Teologi Islam Indonesia
“Sejauh
mana Islam berlaku sebagai rahmat bagi seluruh alam?” itulah kemudian
pertanyaan yang disodorkan Budi P Hutasuhut dalam artikelnya(Lampost,
16/10/2002). Pertanyaan klasik yang mungkin tak akan pernah usang, yang
menjadi refleksi kegalauan saat membaca fenomena global, ketika kapitalisme
dan neoliberalisme menjadi hantu yang mengancam sejarah peradaban. Ketika
konglomerat dunia pemilik multinasional corporation (MNC) telah menguasai
75% modal kehidupan kita. Dan ketika negara-negara miskin dunia ketiga
menjadi cengkeraman imperialisme baru, saat napas kehidupan mulai dari
kebutuhan sehari-hari sampai ruang informasi telah dimonopoli. Dan
ternyata, umat Islam hanya menjadi buih dan faktor ikutan dalam sebuah
pertarungan besar ini. Pertanyaan itu bisa jadi sebuah cipratan dari
‘pesimisme pemikiran’ (Istilah Goenawan Mohamad) untuk menjadi berarti,
terlebih menjadi pemenang. Tapi mungkin juga sebuah ‘optimisme kehendak’

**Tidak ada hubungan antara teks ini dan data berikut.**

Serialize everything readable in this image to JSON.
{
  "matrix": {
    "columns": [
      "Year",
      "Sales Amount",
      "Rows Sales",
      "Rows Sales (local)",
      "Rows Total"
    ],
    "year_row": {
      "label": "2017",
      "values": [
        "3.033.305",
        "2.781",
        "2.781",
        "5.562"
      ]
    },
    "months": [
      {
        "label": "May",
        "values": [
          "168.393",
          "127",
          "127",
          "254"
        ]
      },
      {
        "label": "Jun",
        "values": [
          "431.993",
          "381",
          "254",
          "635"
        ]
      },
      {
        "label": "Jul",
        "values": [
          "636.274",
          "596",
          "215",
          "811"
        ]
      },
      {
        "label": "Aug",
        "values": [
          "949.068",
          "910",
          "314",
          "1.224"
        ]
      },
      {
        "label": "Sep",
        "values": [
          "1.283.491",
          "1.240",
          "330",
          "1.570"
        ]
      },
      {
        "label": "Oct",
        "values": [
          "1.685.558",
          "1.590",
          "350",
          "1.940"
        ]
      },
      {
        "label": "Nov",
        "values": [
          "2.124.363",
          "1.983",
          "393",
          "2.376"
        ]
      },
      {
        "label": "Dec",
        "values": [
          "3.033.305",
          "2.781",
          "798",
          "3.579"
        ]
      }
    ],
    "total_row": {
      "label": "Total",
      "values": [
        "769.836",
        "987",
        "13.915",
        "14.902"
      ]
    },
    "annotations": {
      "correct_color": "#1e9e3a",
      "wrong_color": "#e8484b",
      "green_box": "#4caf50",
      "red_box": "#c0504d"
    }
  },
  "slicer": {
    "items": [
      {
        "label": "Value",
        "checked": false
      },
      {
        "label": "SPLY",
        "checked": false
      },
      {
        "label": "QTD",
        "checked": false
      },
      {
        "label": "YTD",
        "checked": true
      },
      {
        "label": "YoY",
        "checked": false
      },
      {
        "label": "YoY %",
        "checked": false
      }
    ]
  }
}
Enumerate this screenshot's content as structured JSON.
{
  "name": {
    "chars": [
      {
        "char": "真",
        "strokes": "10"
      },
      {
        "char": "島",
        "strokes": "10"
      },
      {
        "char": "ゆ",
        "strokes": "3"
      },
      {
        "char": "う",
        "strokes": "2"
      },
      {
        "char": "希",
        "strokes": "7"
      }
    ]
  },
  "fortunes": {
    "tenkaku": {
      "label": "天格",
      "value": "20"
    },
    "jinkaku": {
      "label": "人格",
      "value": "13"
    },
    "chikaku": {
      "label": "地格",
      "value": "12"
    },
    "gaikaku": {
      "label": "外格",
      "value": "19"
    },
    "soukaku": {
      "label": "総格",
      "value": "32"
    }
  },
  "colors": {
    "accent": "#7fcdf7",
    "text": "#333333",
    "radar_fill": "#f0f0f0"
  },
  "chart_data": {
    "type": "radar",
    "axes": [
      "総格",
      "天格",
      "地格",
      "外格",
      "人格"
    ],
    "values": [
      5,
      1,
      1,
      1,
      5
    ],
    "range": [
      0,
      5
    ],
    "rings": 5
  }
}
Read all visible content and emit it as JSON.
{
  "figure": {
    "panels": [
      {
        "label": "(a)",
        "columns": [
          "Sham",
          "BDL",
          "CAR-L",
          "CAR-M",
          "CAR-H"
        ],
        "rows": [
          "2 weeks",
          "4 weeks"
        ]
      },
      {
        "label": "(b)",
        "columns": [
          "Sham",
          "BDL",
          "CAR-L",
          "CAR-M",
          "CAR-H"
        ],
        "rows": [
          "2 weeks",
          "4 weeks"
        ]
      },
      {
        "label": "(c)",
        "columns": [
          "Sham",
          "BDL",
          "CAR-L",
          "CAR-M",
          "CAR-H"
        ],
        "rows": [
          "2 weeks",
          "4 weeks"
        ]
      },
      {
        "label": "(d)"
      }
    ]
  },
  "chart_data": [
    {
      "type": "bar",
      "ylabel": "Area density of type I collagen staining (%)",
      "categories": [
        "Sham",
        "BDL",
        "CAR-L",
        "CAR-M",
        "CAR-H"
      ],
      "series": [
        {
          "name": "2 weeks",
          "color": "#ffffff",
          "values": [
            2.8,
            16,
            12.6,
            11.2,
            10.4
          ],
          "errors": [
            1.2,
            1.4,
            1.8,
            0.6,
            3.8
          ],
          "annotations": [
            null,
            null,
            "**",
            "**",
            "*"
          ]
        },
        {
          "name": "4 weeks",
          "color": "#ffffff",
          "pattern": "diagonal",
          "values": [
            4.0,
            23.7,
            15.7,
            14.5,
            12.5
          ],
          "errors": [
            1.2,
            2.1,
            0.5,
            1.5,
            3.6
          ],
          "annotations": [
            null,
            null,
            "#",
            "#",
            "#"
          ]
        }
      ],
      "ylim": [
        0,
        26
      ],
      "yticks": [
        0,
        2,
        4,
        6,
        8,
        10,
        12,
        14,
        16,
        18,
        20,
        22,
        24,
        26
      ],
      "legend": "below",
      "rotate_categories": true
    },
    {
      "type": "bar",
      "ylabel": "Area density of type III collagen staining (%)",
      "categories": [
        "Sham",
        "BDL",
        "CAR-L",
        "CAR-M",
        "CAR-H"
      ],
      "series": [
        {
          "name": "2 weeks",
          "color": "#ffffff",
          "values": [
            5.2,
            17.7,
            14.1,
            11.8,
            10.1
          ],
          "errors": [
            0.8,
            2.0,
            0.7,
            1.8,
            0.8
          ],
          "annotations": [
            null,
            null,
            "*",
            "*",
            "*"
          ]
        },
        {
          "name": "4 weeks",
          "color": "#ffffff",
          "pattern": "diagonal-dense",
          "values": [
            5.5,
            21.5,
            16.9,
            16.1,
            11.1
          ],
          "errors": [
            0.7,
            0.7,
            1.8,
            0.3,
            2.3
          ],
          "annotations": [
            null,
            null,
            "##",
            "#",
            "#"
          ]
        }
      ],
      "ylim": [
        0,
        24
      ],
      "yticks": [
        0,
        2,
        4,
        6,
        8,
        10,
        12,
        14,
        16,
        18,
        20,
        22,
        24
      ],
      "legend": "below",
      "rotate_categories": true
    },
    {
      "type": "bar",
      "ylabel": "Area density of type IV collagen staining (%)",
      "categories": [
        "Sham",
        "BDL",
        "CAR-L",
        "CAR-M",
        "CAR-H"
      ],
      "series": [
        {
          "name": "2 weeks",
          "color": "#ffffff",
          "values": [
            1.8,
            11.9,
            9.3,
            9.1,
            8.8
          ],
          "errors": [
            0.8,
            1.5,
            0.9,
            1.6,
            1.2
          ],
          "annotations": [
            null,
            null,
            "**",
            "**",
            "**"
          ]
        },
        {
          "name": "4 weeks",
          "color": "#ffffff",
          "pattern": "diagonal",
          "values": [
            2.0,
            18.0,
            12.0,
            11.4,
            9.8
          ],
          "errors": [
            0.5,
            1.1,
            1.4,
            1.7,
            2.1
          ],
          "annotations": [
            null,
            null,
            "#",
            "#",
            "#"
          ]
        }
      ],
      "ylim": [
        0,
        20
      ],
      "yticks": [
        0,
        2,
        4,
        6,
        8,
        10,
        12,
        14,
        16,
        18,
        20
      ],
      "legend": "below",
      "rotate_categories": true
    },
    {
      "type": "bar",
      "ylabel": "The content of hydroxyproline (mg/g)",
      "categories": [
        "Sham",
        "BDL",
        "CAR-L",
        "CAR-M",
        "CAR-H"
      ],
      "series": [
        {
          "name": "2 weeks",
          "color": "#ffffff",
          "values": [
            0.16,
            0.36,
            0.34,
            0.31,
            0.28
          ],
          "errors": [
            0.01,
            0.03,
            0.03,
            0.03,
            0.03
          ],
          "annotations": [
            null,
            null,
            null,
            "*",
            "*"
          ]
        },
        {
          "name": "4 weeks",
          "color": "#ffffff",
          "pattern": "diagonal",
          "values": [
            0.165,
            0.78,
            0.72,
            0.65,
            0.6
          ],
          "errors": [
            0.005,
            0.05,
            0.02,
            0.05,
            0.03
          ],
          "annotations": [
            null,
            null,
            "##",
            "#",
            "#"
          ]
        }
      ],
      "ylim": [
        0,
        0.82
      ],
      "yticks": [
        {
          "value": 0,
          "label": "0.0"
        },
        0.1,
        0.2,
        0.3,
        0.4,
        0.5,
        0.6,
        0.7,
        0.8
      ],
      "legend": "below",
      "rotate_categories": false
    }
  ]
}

sebagai ikhtiar untuk mewujudkan cita-cita peradaban masa depan dengan
hadirnya umat Islam sebagai khairu ummah (umat terbaik).
Meskipun
kemudian mengusung ‘Islam sebagai rahmat bagi seluruh alam’sebagai
pertanyaan yang mencoba mencari titik temu itu (kalimatun sawa’), adalah
sesuatu yang multitafsir. Sebab mungkin saja bagi yang satu, peradaban
Islam yang ‘rahmatan’ adalah beradaban yang berorientasi ke masa lampau,
sebagai sesuatu yang disebut sebagai ‘otensitas’. Sementara bagi yang lain
puncak peradaban Islam adalah ketika Islam menjadi dien yang berorientasi
kemasa depan, sebagai substansi dien yang universal yang kontekstual dan
berdialog dengan realitas. Lalu bagaimana sesungguhnya umat Islam
Indonesia, pertanyaan yang juga diajukan Budi PH dalam tulisannya.
Ada
dua peristiwa sesungguhnya yang dapat kita apresiasi untuk mencari jalan
keluar atas pertanyaan itu, selain kasus bom di Bali beberapa waktu lalu.
Yaitu peristiwa “Rekonsiliasi NU-Muhamadiyah” dan “Pembubaran Laskar
Jihad”. Dua peristiwa yang menjadi harapan baru bagi pembentukan civil
Islam Indonesia. Setidaknya sebagai upaya gandengan antar batin dan
penumbuhan kesadaran yang membuat kita terharu, setelah tahun-tahun
terakhir hubungan kemanusiaan kita berada dalam konflik sosial yang tak
berkesudahan.
Peristiwa
itu mungkin menjadi peristiwa spiritual, yang telah meretas kebekuan antar
hati, yang menjadi penghalang bagi keihlasan persaudaraan. Betapa tidak,
pelbagai peristiwa yang terjadi, khususnya dalam diri umat Islam semakin
hari justru semakin mengarah ke dalam hal yang bersifat ‘destruktif.’ Wajah
Islam atas beberapa peristiwa, menunjukkan sebuah stereotip yang terlihat
sangar, dan menakutkan. Kekerasan-demi kekerasan menjadi menu utama, ketika
sebagian umat Islam bersikap terhadap realitas-realitas sosial semacam
maraknya perjudian, prostusisi, miras, dan tempat maksiat.
Selain
itu, ketika Islam hadir dalam wilayah-wilayah konflik, seperti yang terjadi
di beberapa daerah, wacana jihad benar-benar nampak sebagai teks yang
berarti perang melawan musuh. Sehingga yang terjadi bukan ‘penyelesaian’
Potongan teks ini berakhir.